Seriously, Fussball just looks wrong to me. If the word is written in German, in Germany, I vote for "Fußball". 

Gaer


----------



## WERWOLF

Zusammenfassung:
Die richtige Schreibweise ist: "Fußball", sowohl in der bewehrten alten Rechtschreibung als auch in der Reform-"Recht"schreibung. Der Grund dafür ist, daß das "u" lang ist, deswegen wurde es auch in der neuen Rechtschreibung erhalten. Für Eszett (Schaf-S) gibt es jedoch keinen Großbuchstaben. Wenn man das Wort in Großbuchstaben schreiben will oder muß, ist man gezwungen es mit Doppel-S zu tun: FUSSBALL. Der Buchstabe heißt Eszett, wegen seinem Urspruch als ligatur des "S" un des "Z". In früheren Zeiten wurde statt Doppel-S das SZ benutz. Ich habe zu Hause den GROSZEN DUDEN von 1929. Einige Verlage haben sich der neuen Rechtschreibung nicht angepaßt, wie z.B. Die Frankfurter Allgemeine, die meisten anderen leider ja: Spiegel. Also "Fussball" zu schreiben ist immer falsch. Es gibt leider auch Deutsche, die nicht wissen, wie es richtig ist, oder warum.


----------



## gaer

WERWOLF said:
			
		

> Zusammenfassung:
> Die richtige Schreibweise ist: "Fußball", sowohl in der bewehrten alten Rechtschreibung als auch in der Reform-"Recht"schreibung. Der Grund dafür ist, daß das "u" lang ist, deswegen wurde es auch in der neuen Rechtschreibung erhalten.


We all know this. 


> Für Eszett (Schaf-S) gibt es jedoch keinen Großbuchstaben. Wenn man das Wort in Großbuchstaben schreiben will oder muß, ist man gezwungen es mit Doppel-S zu tun: FUSSBALL.

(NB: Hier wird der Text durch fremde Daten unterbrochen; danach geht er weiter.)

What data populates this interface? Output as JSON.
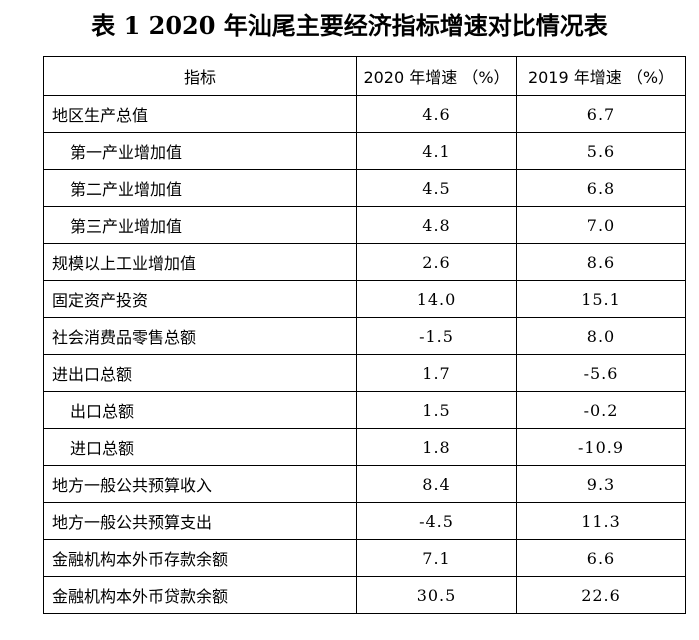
{
  "title": "表 1   2020 年汕尾主要经济指标增速对比情况表",
  "headers": [
    "指标",
    "2020 年增速 （%）",
    "2019 年增速 （%）"
  ],
  "rows": [
    {
      "name": "地区生产总值",
      "indent": false,
      "v2020": "4.6",
      "v2019": "6.7"
    },
    {
      "name": "第一产业增加值",
      "indent": true,
      "v2020": "4.1",
      "v2019": "5.6"
    },
    {
      "name": "第二产业增加值",
      "indent": true,
      "v2020": "4.5",
      "v2019": "6.8"
    },
    {
      "name": "第三产业增加值",
      "indent": true,
      "v2020": "4.8",
      "v2019": "7.0"
    },
    {
      "name": "规模以上工业增加值",
      "indent": false,
      "v2020": "2.6",
      "v2019": "8.6"
    },
    {
      "name": "固定资产投资",
      "indent": false,
      "v2020": "14.0",
      "v2019": "15.1"
    },
    {
      "name": "社会消费品零售总额",
      "indent": false,
      "v2020": "-1.5",
      "v2019": "8.0"
    },
    {
      "name": "进出口总额",
      "indent": false,
      "v2020": "1.7",
      "v2019": "-5.6"
    },
    {
      "name": "出口总额",
      "indent": true,
      "v2020": "1.5",
      "v2019": "-0.2"
    },
    {
      "name": "进口总额",
      "indent": true,
      "v2020": "1.8",
      "v2019": "-10.9"
    },
    {
      "name": "地方一般公共预算收入",
      "indent": false,
      "v2020": "8.4",
      "v2019": "9.3"
    },
    {
      "name": "地方一般公共预算支出",
      "indent": false,
      "v2020": "-4.5",
      "v2019": "11.3"
    },
    {
      "name": "金融机构本外币存款余额",
      "indent": false,
      "v2020": "7.1",
      "v2019": "6.6"
    },
    {
      "name": "金融机构本外币贷款余额",
      "indent": false,
      "v2020": "30.5",
      "v2019": "22.6"
    }
  ]
}
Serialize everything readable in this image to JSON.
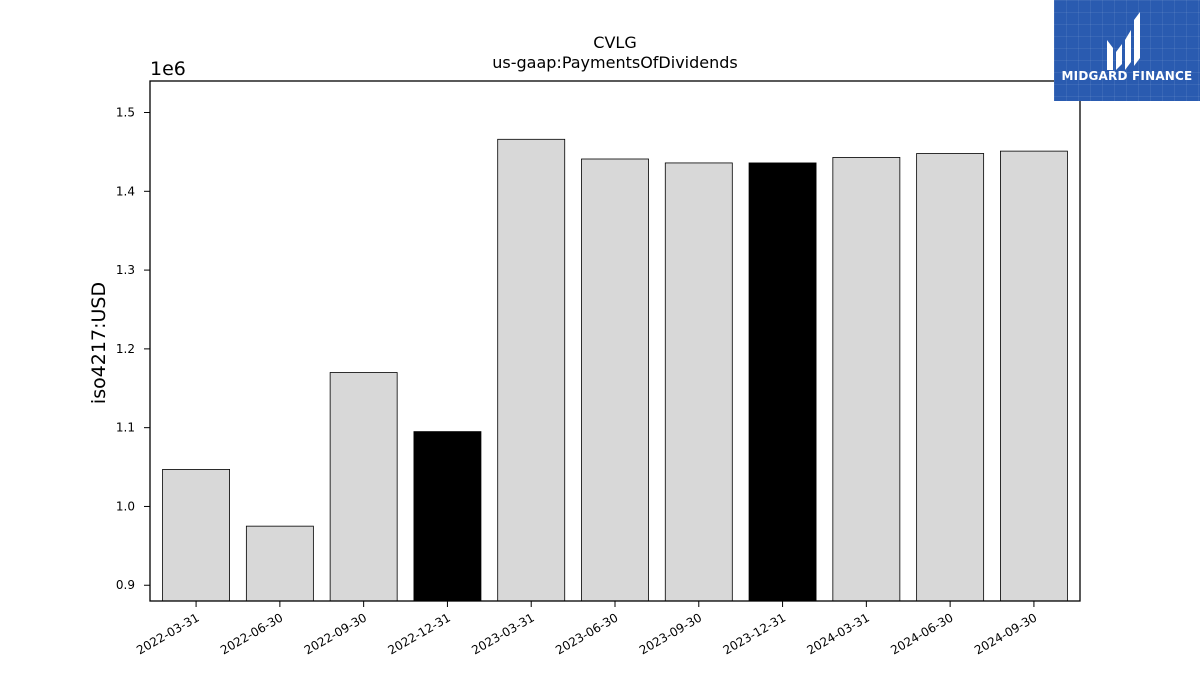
{
  "chart_data": {
    "type": "bar",
    "title": "CVLG",
    "subtitle": "us-gaap:PaymentsOfDividends",
    "xlabel": "",
    "ylabel": "iso4217:USD",
    "y_scale_label": "1e6",
    "y_multiplier": 1000000,
    "categories": [
      "2022-03-31",
      "2022-06-30",
      "2022-09-30",
      "2022-12-31",
      "2023-03-31",
      "2023-06-30",
      "2023-09-30",
      "2023-12-31",
      "2024-03-31",
      "2024-06-30",
      "2024-09-30"
    ],
    "values": [
      1047000,
      975000,
      1170000,
      1095000,
      1466000,
      1441000,
      1436000,
      1436000,
      1443000,
      1448000,
      1451000
    ],
    "highlighted": [
      false,
      false,
      false,
      true,
      false,
      false,
      false,
      true,
      false,
      false,
      false
    ],
    "colors": {
      "bar": "#d8d8d8",
      "highlight": "#000000",
      "edge": "#000000"
    },
    "ylim": [
      0.88,
      1.54
    ],
    "yticks": [
      "0.9",
      "1.0",
      "1.1",
      "1.2",
      "1.3",
      "1.4",
      "1.5"
    ],
    "grid": false,
    "legend": "none"
  },
  "logo": {
    "text": "MIDGARD FINANCE"
  }
}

We all know this too. That is not what the discussion is about.


> Der Buchstabe heißt Eszett, wegen seinem Urspruch als ligatur des "S" un des "Z". In früheren Zeiten wurde statt Doppel-S das SZ benutz. Ich habe zu Hause den GROSZEN DUDEN von 1929. Einige Verlage haben sich der neuen Rechtschreibung nicht angepaßt, wie z.B. Die Frankfurter Allgemeine, die meisten anderen leider ja: Spiegel. Also "Fussball" zu schreiben ist immer falsch. Es gibt leider auch Deutsche, die nicht wissen, wie es richtig ist, oder warum.


I believe you have misunderstood the problem.

http://fifaworldcup.yahoo.com/06/de/p/

"Kramen Sie Ihr Wissen über den *Fussball* raus und sehen Sie, wie weit Sie kommen."

On the same page:

"Erleben und *genießen* Sie mit historischen Aufnahmen vom FIFA-Weltpokal die *größten* Momente der Fussballgeschichte."

This has nothing to do with "Rechtschreibung", and it has nothing to do with Swiss German. 

Gaer


----------



## twinklestar

Guten Tag,

I am not sure I understand what you were talking about, as I read the thread by the aid of Google translation, which might not be very accurate or clear.

From the transation, it seems to me that native speakers of German only consider Fußball is correct, regardless of the differences between German or Swiss spellings. Then why does der Spiel spell it as Fussball? I also noticed it from Spiegel, so I pose this question.

Danke sehr im Vorau!


----------



## Kajjo

This thread is Pretty old.

1. The spelling is "Fußball" in Germany, no other variants possible. I checked the "Spiegel", because you mentioned it, and there it's "Fußball", too.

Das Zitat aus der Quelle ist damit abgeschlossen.